Огнем и мечем… огнем и мечом — я же сразу увидела это, сразу определила… жаль, о значении увиденного не подумала.
— Агнехран, — тихо сказала, глядя на того, кто был самым чудовищным, самым жестоким, самым беспощадным из всех ныне существующих магов. — Агнехран — хранящий огонь.

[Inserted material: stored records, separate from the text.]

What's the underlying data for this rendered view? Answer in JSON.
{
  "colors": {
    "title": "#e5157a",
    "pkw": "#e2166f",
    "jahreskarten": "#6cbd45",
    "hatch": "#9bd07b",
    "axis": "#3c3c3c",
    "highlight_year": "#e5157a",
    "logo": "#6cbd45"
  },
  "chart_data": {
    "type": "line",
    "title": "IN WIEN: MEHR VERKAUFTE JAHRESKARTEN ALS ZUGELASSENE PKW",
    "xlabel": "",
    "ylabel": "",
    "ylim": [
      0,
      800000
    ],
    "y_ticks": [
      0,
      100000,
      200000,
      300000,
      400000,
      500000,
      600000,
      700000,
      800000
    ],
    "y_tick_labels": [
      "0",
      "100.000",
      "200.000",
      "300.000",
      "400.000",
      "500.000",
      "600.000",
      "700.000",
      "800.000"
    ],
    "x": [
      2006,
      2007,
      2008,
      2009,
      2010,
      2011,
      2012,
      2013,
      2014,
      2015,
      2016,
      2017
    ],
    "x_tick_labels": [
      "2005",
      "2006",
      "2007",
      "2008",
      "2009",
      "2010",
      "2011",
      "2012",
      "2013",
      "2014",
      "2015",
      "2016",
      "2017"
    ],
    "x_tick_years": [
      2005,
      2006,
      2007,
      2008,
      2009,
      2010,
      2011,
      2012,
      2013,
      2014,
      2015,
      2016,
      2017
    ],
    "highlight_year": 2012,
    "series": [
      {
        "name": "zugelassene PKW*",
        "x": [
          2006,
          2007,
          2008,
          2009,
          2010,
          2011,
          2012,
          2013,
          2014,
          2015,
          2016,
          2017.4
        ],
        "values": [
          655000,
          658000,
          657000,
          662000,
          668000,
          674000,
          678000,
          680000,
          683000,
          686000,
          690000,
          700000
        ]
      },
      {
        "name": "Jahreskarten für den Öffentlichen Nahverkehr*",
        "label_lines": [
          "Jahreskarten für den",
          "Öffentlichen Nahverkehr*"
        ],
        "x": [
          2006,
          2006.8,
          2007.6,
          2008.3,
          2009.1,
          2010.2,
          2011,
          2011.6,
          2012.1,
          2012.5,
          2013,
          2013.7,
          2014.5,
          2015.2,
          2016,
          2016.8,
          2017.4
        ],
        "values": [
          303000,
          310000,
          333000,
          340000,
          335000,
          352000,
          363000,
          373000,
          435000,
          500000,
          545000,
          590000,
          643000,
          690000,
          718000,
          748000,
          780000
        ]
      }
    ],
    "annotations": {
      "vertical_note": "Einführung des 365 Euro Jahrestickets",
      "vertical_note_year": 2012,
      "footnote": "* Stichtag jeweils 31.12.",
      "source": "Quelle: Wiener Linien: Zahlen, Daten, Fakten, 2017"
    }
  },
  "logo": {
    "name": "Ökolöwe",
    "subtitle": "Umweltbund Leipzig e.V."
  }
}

Маг не дрогнул, встретил правду мужественно. Не гордился, нечем было гордиться, но видно было — оправдываться не станет. Не таков он, первый архимаг не королевства — а всего континента. Не таков… Суровый слишком. Жестокий, и слухами о жестокости его земля полнится. Непобедимый… Вот теперь не удивлена я, что опосля нанесения печати магической, он сумел двух архимагов на тот свет отправить. Другой бы не смог — а этот был способен на все.
Агнехран — хранящий огонь.
Огнем он прошел по многим странам, многим жизням, многим ведьмам. От мага простого поднялся так, что перед ним даже короли голову склоняли, и не столько из уважения, сколько из страха, даже ужаса. И было от чего священный ужас испытывать…
Несколько секунд я стояла, сжимая клюку и тяжело дыша, пыталась выдержать и этот удар. Правду сказал мой «раб» — знала бы кто он, убила бы в тот же день. В тот же миг. В ту же секунду. Убила бы без сожалений и жалости… тогда, но не сейчас. Сколько бы ни было ненависти к архимагу Агнехрану, передо мной мой охранябушка стоял… Мой. Ради меня в Гиблый яр сунувшийся, ради меня себя в жертву принести собирающийся.
«Да как же ты вообще в этом жестоком мире появилась такая?!»…
Он ведь это искренне сказал, и так же искренне пошел умирать… ради меня. Мой охранябушка. Мой гордый, сильный, хозяйственный и такой невероятно ставший близким охранябушка… Я на него смотрела, и я его хоронила…
В своем сердце хоронила.
Тяжело было, больно так, словно могилу голыми руками копала, да… все же выкопала. Потому что нет больше охранябушки, нет и никогда не было. Была одна глупая ведьма Веся, и один почти сломленный архимаг Агнехран, который просто оказался слишком гордым, чтобы быть этой глупой ведьме хоть чем-то обязанным. И который, видимо, не верил, что я смогу снять с него печать.
А я сниму.
Ради Гиблого яра, и в память о моем охранябушке, которого похороню здесь и сейчас.
— Прости, — помертвевшие бледные губы шевелились с трудом, — в мой лес ты не вернешься.
Усмехнулся, так что ясно стало сразу — другого и не ждал. Иного, такому как он, ждать и не следовало.
А я…
— Об одном прошу, — прошептала, глядя в его синие глаза, — волков моих сбереги… пожалуйста.